İyi yemek pişirmeme rağmen asla bir restaurant açıp işletme hayalim olmadı, olamaz. Sebebi ise menüye koyduğum bir yemeğin aynısını bir daha yapamayacağım için işi hemen batırabilme ihtimalinin olması.

Yirmili-otuzlu yaşlar, iş hayatına yeni düşmüşüz, iş-güç gözümüz başka bir şey görmüyor, evimiz işimiz. Bıraksalar ofise ranza atıp akşamları işte uyuyup yolda vakit kaybetmeyeceğiz.

Evlilik hatta çocuk olunca da akış çok değişmiyor. Akşam eve geç gelmeler, geç gelsen dahi uzun telefon konuşmaları, her gün talep edilen ve her gün format değiştiren raporlar, iş yaptırmayan ve gece ağırlamalı bitmeyen ziyaretler.

Yeni işler, yeni projeler, arka arkaya terfiler, aman tanrım dünyayı kurtarmak için görevlendirilmişiz. İlk işyerim Merter’deki fabrikaya karşı dere kenarındaki üç katlı binamız her zaman arı kovanı gibi. Sonra da pek değişmedi, hep aynı kaldı.

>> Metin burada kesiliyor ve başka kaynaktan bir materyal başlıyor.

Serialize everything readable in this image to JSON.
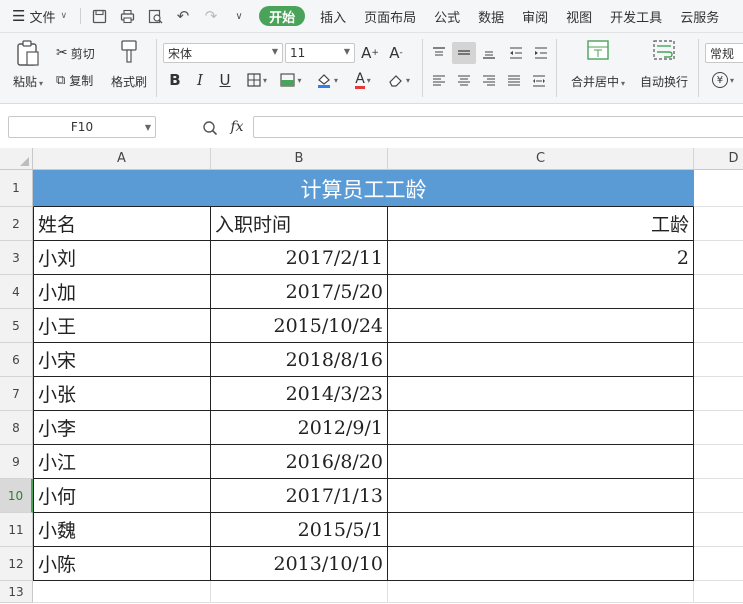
{
  "menu": {
    "file_label": "文件",
    "tabs": [
      "开始",
      "插入",
      "页面布局",
      "公式",
      "数据",
      "审阅",
      "视图",
      "开发工具",
      "云服务"
    ]
  },
  "ribbon": {
    "paste": "粘贴",
    "cut": "剪切",
    "copy": "复制",
    "format_painter": "格式刷",
    "font_name": "宋体",
    "font_size": "11",
    "merge_center": "合并居中",
    "wrap_text": "自动换行",
    "number_format": "常规"
  },
  "formula_bar": {
    "cell_ref": "F10",
    "fx": "fx",
    "content": ""
  },
  "sheet": {
    "columns": [
      "A",
      "B",
      "C",
      "D"
    ],
    "rows": [
      "1",
      "2",
      "3",
      "4",
      "5",
      "6",
      "7",
      "8",
      "9",
      "10",
      "11",
      "12",
      "13"
    ],
    "selected_row": "10",
    "title": "计算员工工龄",
    "headers": {
      "name": "姓名",
      "date": "入职时间",
      "years": "工龄"
    },
    "records": [
      {
        "name": "小刘",
        "date": "2017/2/11",
        "years": "2"
      },
      {
        "name": "小加",
        "date": "2017/5/20",
        "years": ""
      },
      {
        "name": "小王",
        "date": "2015/10/24",
        "years": ""
      },
      {
        "name": "小宋",
        "date": "2018/8/16",
        "years": ""
      },
      {
        "name": "小张",
        "date": "2014/3/23",
        "years": ""
      },
      {
        "name": "小李",
        "date": "2012/9/1",
        "years": ""
      },
      {
        "name": "小江",
        "date": "2016/8/20",
        "years": ""
      },
      {
        "name": "小何",
        "date": "2017/1/13",
        "years": ""
      },
      {
        "name": "小魏",
        "date": "2015/5/1",
        "years": ""
      },
      {
        "name": "小陈",
        "date": "2013/10/10",
        "years": ""
      }
    ]
  },
  "colors": {
    "title_bg": "#5b9bd5",
    "active_tab": "#4aa35a"
  }
}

Yıllar geçip otuzlu yılların ortalarına gelince, kendimize daha büyük amaçlar ve iş dışında kendimize vakit ayıracağımız hobi ve uğraşlar arıyoruz. Yoksa ev- iş arasında yaşlanacağız/dık.

Benim ilk denemem cam üfleme kursu oldu. Çeşm-i bülbül vazo yapacağım diye tutturdum. Yeni pazarlama müdürü olmuşum, yeni tatlar ve inovasyon peşinde koşarken araya cam kursu sıkıştırdım. Riva’daki Cam Ocağı’na gidiliyor, atölyeye giriliyor ve üretime geçiliyor. Hem çok zor, hem de çok ciddi çalışma gerektiriyor. Üstelik sadece cam ocağının olduğu bir yerde çalışmak zorundasın. Tahmin edebileceğiniz gibi yürümedi, hem de hiç. Birkaç parça ürettiğim camı hatıra olarak saklamak dışında.

Sonra bir ara yine kilim öğrenmeye merak  sarmıştım, özel kilim dersleri aldım. Bu arada görevim genel müdürlük, işimi yaptığım ciddiyetle doğal boyama iplerimi alıyorum ve evde bile dokuyorum. İşlerin ve seyahatlerin yoğunluğundan bir süre sonra ona da ara vermek durumunda kaldım.

‘En büyük keyiflerimden biri de gittiğimiz bölgeye ait özel  yöresel lezzetleri keşfetmekti’

Ama her ikisi de hala sevdiğim ve takip ettiğim sanatlar, hatta kilim son dönemde yine radarımda.

Bizim sektörde en önemli başarı faktörlerinden biri de sürekli pazar ve müşteri  gezmek, müşteriyi dinlemek ve pazarı, değişimi pazarda yani yerinde takip etmek. Pazar derken tekel bayi, bakkal, market, bar, birahane, meyhane gezmek rafları incelemek, sahipleri ile sohbet etmekten bahsediyorum.

Her türlü aylık, üç aylık, yıllık araştırma raporlarını satın alsak da, her kademe için her mevsim pazar ziyaretleri bitmeyen ritüelimizdi.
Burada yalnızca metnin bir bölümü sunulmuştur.